Thursday, August 20, 2009

Slaughterhouse...Or, Why Internet Fans Ain't Worth A Damn.


2009 is proving to be the worst year for hip-hop record sales ever. (I think I heard with digital downloads, 2009 has just missed being the worst year for overall music sales so far, but there's still a few months left for that to change.)

I try not to be like these other hip-hop stans, watching first week sales like baseball standings. But while I try to ignore bad sales news, I had to laugh when Jim Jones bricked with 43k his first week out. Then my interest was sparked when his former boss, Cam'ron Giles (a god MC in my opinion) came back from retirement a few months later...and only sold about 43,300 HIS first week. With a good album! (Check it again, haters.)

Dip Set members aside, though, established stars have been doing better than new acts. Eminem gets this year's Lil Wayne Award for selling music on a pre-broadband level. Jadakiss, Fabolous, Officer Rick Ross, all did respectable numbers. DOOM actually sold more than anyone expected.

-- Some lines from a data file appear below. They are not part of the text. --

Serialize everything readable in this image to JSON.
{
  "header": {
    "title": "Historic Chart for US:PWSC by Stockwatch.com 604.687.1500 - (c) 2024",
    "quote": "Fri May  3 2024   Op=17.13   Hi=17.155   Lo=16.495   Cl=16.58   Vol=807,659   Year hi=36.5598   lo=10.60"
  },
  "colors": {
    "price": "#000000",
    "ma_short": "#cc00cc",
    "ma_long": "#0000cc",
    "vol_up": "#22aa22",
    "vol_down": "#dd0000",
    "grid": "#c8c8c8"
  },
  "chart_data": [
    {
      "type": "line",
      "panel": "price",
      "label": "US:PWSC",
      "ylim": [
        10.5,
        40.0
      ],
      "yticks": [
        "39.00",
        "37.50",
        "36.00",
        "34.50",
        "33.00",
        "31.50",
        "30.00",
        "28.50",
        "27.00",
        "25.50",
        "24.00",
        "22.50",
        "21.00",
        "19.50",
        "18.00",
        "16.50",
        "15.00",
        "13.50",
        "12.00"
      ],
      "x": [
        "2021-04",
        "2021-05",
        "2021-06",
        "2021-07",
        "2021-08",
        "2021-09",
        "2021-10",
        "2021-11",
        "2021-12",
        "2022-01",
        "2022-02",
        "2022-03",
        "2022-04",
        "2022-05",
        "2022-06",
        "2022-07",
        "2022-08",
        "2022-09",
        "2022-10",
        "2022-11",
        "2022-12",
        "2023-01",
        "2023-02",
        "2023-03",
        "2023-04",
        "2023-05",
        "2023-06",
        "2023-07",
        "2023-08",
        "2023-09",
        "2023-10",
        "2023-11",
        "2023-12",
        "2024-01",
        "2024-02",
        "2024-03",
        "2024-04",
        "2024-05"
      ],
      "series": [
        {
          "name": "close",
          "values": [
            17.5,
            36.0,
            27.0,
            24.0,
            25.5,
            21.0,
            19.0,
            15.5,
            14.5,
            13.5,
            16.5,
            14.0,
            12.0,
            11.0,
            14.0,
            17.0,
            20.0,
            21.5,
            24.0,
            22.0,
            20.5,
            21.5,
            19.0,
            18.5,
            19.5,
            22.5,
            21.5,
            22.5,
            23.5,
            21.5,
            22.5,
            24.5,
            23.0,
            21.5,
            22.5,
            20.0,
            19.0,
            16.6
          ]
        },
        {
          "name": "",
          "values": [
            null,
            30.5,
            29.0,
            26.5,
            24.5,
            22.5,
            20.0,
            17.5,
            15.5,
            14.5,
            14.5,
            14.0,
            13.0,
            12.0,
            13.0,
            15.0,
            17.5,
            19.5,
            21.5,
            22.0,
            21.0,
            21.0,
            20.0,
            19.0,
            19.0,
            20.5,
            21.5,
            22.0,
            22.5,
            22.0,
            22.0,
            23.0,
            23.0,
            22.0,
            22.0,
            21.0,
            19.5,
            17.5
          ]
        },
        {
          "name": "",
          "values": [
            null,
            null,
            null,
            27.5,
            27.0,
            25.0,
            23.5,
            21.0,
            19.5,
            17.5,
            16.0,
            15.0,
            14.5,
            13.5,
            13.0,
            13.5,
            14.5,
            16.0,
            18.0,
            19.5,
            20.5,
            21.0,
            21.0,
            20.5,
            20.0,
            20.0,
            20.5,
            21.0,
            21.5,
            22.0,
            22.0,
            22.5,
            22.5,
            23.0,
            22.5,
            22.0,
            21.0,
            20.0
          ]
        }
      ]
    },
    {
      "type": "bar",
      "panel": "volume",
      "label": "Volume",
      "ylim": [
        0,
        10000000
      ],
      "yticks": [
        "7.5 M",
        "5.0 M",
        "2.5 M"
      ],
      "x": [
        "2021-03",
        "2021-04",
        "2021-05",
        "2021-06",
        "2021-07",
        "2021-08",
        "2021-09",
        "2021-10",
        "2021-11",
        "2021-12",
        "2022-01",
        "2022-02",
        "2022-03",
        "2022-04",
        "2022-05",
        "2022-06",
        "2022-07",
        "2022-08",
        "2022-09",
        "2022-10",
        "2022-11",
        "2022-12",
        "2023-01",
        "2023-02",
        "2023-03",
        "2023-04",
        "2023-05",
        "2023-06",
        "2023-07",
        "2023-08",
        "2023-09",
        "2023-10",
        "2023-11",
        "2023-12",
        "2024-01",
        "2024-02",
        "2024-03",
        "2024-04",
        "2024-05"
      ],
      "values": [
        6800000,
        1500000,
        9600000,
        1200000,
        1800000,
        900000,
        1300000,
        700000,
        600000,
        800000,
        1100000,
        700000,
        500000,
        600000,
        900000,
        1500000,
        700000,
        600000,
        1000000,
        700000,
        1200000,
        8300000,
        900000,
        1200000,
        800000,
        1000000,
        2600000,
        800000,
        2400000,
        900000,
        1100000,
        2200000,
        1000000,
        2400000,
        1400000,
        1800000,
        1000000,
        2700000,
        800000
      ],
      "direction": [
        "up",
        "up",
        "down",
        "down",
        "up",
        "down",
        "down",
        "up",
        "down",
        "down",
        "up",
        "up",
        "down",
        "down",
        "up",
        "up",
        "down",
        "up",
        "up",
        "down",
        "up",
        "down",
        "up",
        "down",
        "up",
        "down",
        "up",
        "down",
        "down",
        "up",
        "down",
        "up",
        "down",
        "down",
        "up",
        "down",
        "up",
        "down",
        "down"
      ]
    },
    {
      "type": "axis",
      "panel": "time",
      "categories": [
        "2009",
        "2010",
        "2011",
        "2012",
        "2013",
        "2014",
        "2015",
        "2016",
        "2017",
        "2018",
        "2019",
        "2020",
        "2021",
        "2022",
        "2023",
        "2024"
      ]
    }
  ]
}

But the freshman class dropping 2009 debut albums has underperformed all the expectations. Asher Roth (see previous too-long rant) sank softly with less than 70k sold his first week. Guess "Lark On My Go-Kart" wasn't a good followup for that Weezer sampling singalong. This dude Dorrough has MTV Jams AND the radio station on fire with his single "Ice Cream Paint Job," but when he dropped last week? Scanned a trifling 12,600 copies.

So the news that Slaughterhouse only sold 18-22k the first week out shouldn't surprise me. These guys get no radio play or label promo. On the other hand, they got the internet going nuts. But once again, as with Asher, the hard numbers prove internet popularity is worth little when it comes to sales.

Internet popularity + some residual fanbase = decent results (Jadakiss etc.) Or, internet popularity + a label push gets OKAY returns (Asher Roth). But when you have no movement whatsoever aside from broke bloggers? These are approximately how many of them turn out & pay up. I would guess there are some heads, like me, who download music but then turn out to see the music live. Show money is the real money, right? Cash in rappers' hands, no label recoup BS to worry about?









This may not work as well for Slaughterhouse because none of those dudes has sex appeal, apart from possibly the rapidly aging Joe Budden. Many girls who claim to be "real hip-hop heads" only want to see dudes perform they find attractive- my girl dragged me to a Cudi show, and Wale gets that kind of female love too, but on the other hand, that same chick literally recoiled in disgust when she saw Joell Ortiz's face on a flyer. She asked me "Is that Sinbad's fatter cousin?" (No shots!)

They do sell out shows on the East Coast, though, don't they? It would be good if Slaughterhouse was economically viable, despite these tough times. That album is a beast, and we need more real boom bap in the hip hop universe. Sean Price, Jada & the other old heads are good, but we need new new...even from "new" old head supergroups like Slaughterhouse & the Undergods. You guys think the Slaughterhouse cats are eating? At an income level approaching middle class? I hope so.